Performance related datastores
However if data is moved between datastores that are backed by the same disks, the move may not decrease the latency experienced on the source datastore as the same set of disks, spindles or RAID-groups service the destination datastore as well. I/O load balancing recommendations should avoid using two performance-correlated datastores, since moving a virtual machine from the source datastore to the destination datastore has no effect on the datastore latency. How does Storage DRS discover performance related datastores?
How does it work? The datastore correlation detector measures performance during isolation and when concurrent IOs are pushed to multiple datastores. The basic mechanism of correlation detector is rather straightforward: compare the overall latency when two datastores are being used alone in isolation and when there are concurrent IO streams on both of the datastores. If there is no performance correlation, the concurrent IO to the other datastore should have no effect. Contrariwise, if two datastores are performance correlated, then concurrent IO stream should amplify the average IO latency on both datastores. Please note that datastores will be checked for correlation on a regular basis. This allows Storage DRS to detect changes to the underlying storage configuration.
In this scenario Datastore1 and Datastore2 are backed by disk devices grouped in Diskgroup1, while Datastore3 and Datastore4 are backed by disk devices grouped in Diskgroup2. All four datastores belong to a single datastore cluster.
After SIOC has run the workload and device models on a datastore, SIOC picks a random datastore in the datastore cluster to check for correlations. If both datastores are idle, the datastore correlation detector uses the same workload to measure the average I/O latency in isolation and concurrent I/O mode.

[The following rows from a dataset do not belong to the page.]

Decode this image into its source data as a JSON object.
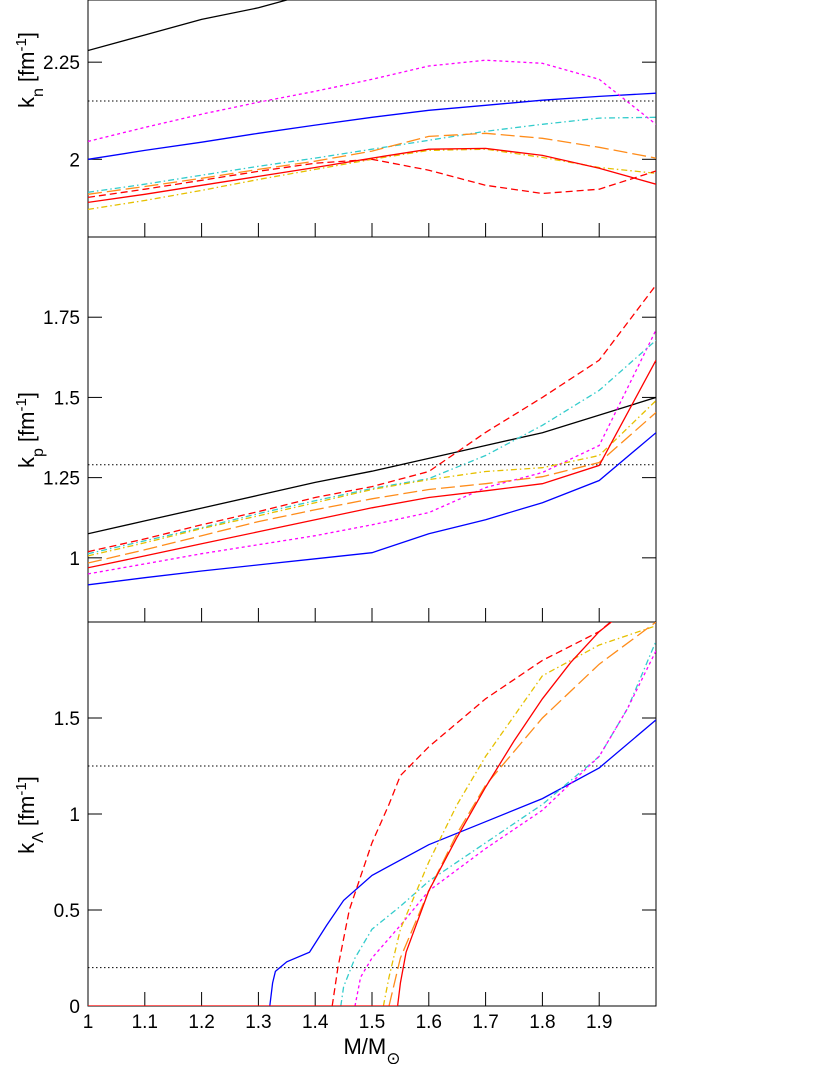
{
  "chart_data": [
    {
      "type": "line",
      "ylabel": {
        "base": "k",
        "sub": "n",
        "unit": "[fm",
        "sup": "-1",
        "close": "]"
      },
      "xlim": [
        1,
        2
      ],
      "ylim": [
        1.8,
        2.41
      ],
      "xticks": [
        1,
        1.1,
        1.2,
        1.3,
        1.4,
        1.5,
        1.6,
        1.7,
        1.8,
        1.9
      ],
      "show_xtick_labels": false,
      "yticks": [
        2,
        2.25
      ],
      "reference_lines": [
        2.15
      ],
      "x": [
        1,
        1.1,
        1.2,
        1.3,
        1.4,
        1.5,
        1.6,
        1.7,
        1.8,
        1.9,
        2
      ],
      "series": [
        {
          "color": "#000000",
          "dash": "solid",
          "values": [
            2.28,
            2.32,
            2.36,
            2.39,
            2.43,
            null,
            null,
            null,
            null,
            null,
            null
          ]
        },
        {
          "color": "#0000ff",
          "dash": "solid",
          "values": [
            2.0,
            2.023,
            2.044,
            2.067,
            2.088,
            2.108,
            2.126,
            2.139,
            2.152,
            2.162,
            2.17
          ]
        },
        {
          "color": "#ff00ff",
          "dash": "dotted",
          "values": [
            2.046,
            2.082,
            2.116,
            2.147,
            2.175,
            2.206,
            2.24,
            2.255,
            2.247,
            2.206,
            2.09
          ]
        },
        {
          "color": "#33cccc",
          "dash": "dashdot",
          "values": [
            1.915,
            1.936,
            1.959,
            1.982,
            2.003,
            2.026,
            2.049,
            2.072,
            2.09,
            2.106,
            2.108
          ]
        },
        {
          "color": "#ff8c1a",
          "dash": "longdash",
          "values": [
            1.91,
            1.93,
            1.951,
            1.974,
            1.995,
            2.021,
            2.059,
            2.067,
            2.054,
            2.031,
            2.003
          ]
        },
        {
          "color": "#e6c000",
          "dash": "dashdot",
          "values": [
            1.871,
            1.894,
            1.92,
            1.948,
            1.974,
            2.0,
            2.023,
            2.026,
            2.005,
            1.979,
            1.964
          ]
        },
        {
          "color": "#ff0000",
          "dash": "solid",
          "values": [
            1.889,
            1.91,
            1.933,
            1.956,
            1.979,
            2.003,
            2.026,
            2.028,
            2.01,
            1.977,
            1.936
          ]
        },
        {
          "color": "#ff0000",
          "dash": "dashed",
          "values": [
            1.902,
            1.923,
            1.946,
            1.969,
            1.99,
            2.0,
            1.972,
            1.933,
            1.912,
            1.923,
            1.97
          ]
        }
      ]
    },
    {
      "type": "line",
      "ylabel": {
        "base": "k",
        "sub": "p",
        "unit": "[fm",
        "sup": "-1",
        "close": "]"
      },
      "xlim": [
        1,
        2
      ],
      "ylim": [
        0.8,
        2.0
      ],
      "xticks": [
        1,
        1.1,
        1.2,
        1.3,
        1.4,
        1.5,
        1.6,
        1.7,
        1.8,
        1.9
      ],
      "show_xtick_labels": false,
      "yticks": [
        1,
        1.25,
        1.5,
        1.75
      ],
      "reference_lines": [
        1.29
      ],
      "x": [
        1,
        1.1,
        1.2,
        1.3,
        1.4,
        1.5,
        1.6,
        1.7,
        1.8,
        1.9,
        2
      ],
      "series": [
        {
          "color": "#000000",
          "dash": "solid",
          "values": [
            1.075,
            1.115,
            1.155,
            1.195,
            1.235,
            1.27,
            1.31,
            1.35,
            1.39,
            1.445,
            1.5
          ]
        },
        {
          "color": "#0000ff",
          "dash": "solid",
          "values": [
            0.916,
            0.938,
            0.959,
            0.978,
            0.997,
            1.016,
            1.075,
            1.119,
            1.172,
            1.241,
            1.39
          ]
        },
        {
          "color": "#ff00ff",
          "dash": "dotted",
          "values": [
            0.95,
            0.981,
            1.013,
            1.041,
            1.069,
            1.103,
            1.141,
            1.219,
            1.266,
            1.35,
            1.71
          ]
        },
        {
          "color": "#33cccc",
          "dash": "dashdot",
          "values": [
            1.013,
            1.053,
            1.094,
            1.138,
            1.178,
            1.216,
            1.247,
            1.319,
            1.413,
            1.522,
            1.678
          ]
        },
        {
          "color": "#ff8c1a",
          "dash": "longdash",
          "values": [
            0.984,
            1.025,
            1.069,
            1.113,
            1.15,
            1.184,
            1.213,
            1.231,
            1.253,
            1.297,
            1.453
          ]
        },
        {
          "color": "#e6c000",
          "dash": "dashdot",
          "values": [
            1.006,
            1.047,
            1.091,
            1.131,
            1.172,
            1.213,
            1.244,
            1.269,
            1.281,
            1.319,
            1.49
          ]
        },
        {
          "color": "#ff0000",
          "dash": "solid",
          "values": [
            0.969,
            1.006,
            1.044,
            1.081,
            1.119,
            1.156,
            1.188,
            1.209,
            1.231,
            1.288,
            1.616
          ]
        },
        {
          "color": "#ff0000",
          "dash": "dashed",
          "values": [
            1.019,
            1.059,
            1.103,
            1.144,
            1.188,
            1.222,
            1.269,
            1.391,
            1.5,
            1.616,
            1.85
          ]
        }
      ]
    },
    {
      "type": "line",
      "ylabel": {
        "base": "k",
        "sub": "Λ",
        "unit": "[fm",
        "sup": "-1",
        "close": "]"
      },
      "xlabel": {
        "base": "M/M",
        "sub": "⊙"
      },
      "xlim": [
        1,
        2
      ],
      "ylim": [
        0,
        2
      ],
      "xticks": [
        1,
        1.1,
        1.2,
        1.3,
        1.4,
        1.5,
        1.6,
        1.7,
        1.8,
        1.9
      ],
      "show_xtick_labels": true,
      "yticks": [
        0,
        0.5,
        1,
        1.5
      ],
      "reference_lines": [
        1.25,
        0.2
      ],
      "series": [
        {
          "color": "#0000ff",
          "dash": "solid",
          "x": [
            1.32,
            1.325,
            1.33,
            1.35,
            1.39,
            1.42,
            1.45,
            1.5,
            1.6,
            1.7,
            1.8,
            1.9,
            2
          ],
          "values": [
            0,
            0.12,
            0.18,
            0.23,
            0.28,
            0.42,
            0.55,
            0.68,
            0.84,
            0.96,
            1.08,
            1.24,
            1.49
          ]
        },
        {
          "color": "#ff0000",
          "dash": "dashed",
          "x": [
            1.43,
            1.44,
            1.46,
            1.5,
            1.53,
            1.55,
            1.6,
            1.7,
            1.8,
            1.9,
            1.92
          ],
          "values": [
            0,
            0.2,
            0.5,
            0.85,
            1.05,
            1.2,
            1.35,
            1.6,
            1.8,
            1.95,
            2.0
          ]
        },
        {
          "color": "#33cccc",
          "dash": "dashdot",
          "x": [
            1.445,
            1.45,
            1.47,
            1.5,
            1.55,
            1.6,
            1.7,
            1.8,
            1.9,
            1.95,
            2
          ],
          "values": [
            0,
            0.1,
            0.25,
            0.4,
            0.52,
            0.65,
            0.85,
            1.05,
            1.3,
            1.55,
            1.9
          ]
        },
        {
          "color": "#ff00ff",
          "dash": "dotted",
          "x": [
            1.47,
            1.48,
            1.5,
            1.55,
            1.6,
            1.7,
            1.8,
            1.9,
            1.95,
            2
          ],
          "values": [
            0,
            0.15,
            0.25,
            0.42,
            0.6,
            0.82,
            1.02,
            1.3,
            1.55,
            1.85
          ]
        },
        {
          "color": "#e6c000",
          "dash": "dashdot",
          "x": [
            1.52,
            1.53,
            1.55,
            1.6,
            1.65,
            1.7,
            1.8,
            1.85,
            1.9,
            2
          ],
          "values": [
            0,
            0.15,
            0.4,
            0.75,
            1.05,
            1.3,
            1.72,
            1.8,
            1.88,
            1.98
          ]
        },
        {
          "color": "#ff8c1a",
          "dash": "longdash",
          "x": [
            1.53,
            1.55,
            1.6,
            1.65,
            1.7,
            1.8,
            1.9,
            2
          ],
          "values": [
            0,
            0.25,
            0.6,
            0.9,
            1.15,
            1.5,
            1.78,
            2.0
          ]
        },
        {
          "color": "#ff0000",
          "dash": "solid",
          "x": [
            1,
            1.545,
            1.55,
            1.56,
            1.6,
            1.65,
            1.7,
            1.75,
            1.8,
            1.85,
            1.9,
            1.93
          ],
          "values": [
            0,
            0,
            0.12,
            0.28,
            0.6,
            0.88,
            1.14,
            1.38,
            1.6,
            1.79,
            1.95,
            2.02
          ]
        }
      ]
    }
  ]
}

The SIOC injector measures the average IO latency of Datastore1 in isolation. This means it measures the latency of the outstanding I/O of Datastore1 alone. Next, it measures the average IO latency of Datastore2 in isolation.
The first two steps are used to establish the baseline for each datastore. In the third step the SIOC injector sends concurrent I/O to both datastores simultaneously.
This results in the behavior that Storage DRS does not recommend any I/O load balancing operations between Datastore1 and 2 and Datastore3 and 4, but it can recommend for example to move virtual machines from Datastore1 to Datastore2 or from Datastore2 to Datastore3, etc. All moves are possible as long as the datastores are not correlated.
Enable Storage DRS on performance-correlated datastores?
When two datastores are marked as performance-correlated, Storage DRS does not generate IO load balancing recommendations between those two datastores. However Storage DRS can be used for initial placement and still generate recommendations to move virtual machines between two correlated datastores to address out of space situations or to correct rule violations. Please keep in mind that some arrays use a subset of disk out of a larger diskpool to back a single datastore. With these configurations, it appears that all disks in a diskpool back all the datastores but in reality they don’t. Therefor I recommend to set Storage DRS automation mode to manual and review the migration recommendations to understand if all datastores within the diskpool are performance-correlated.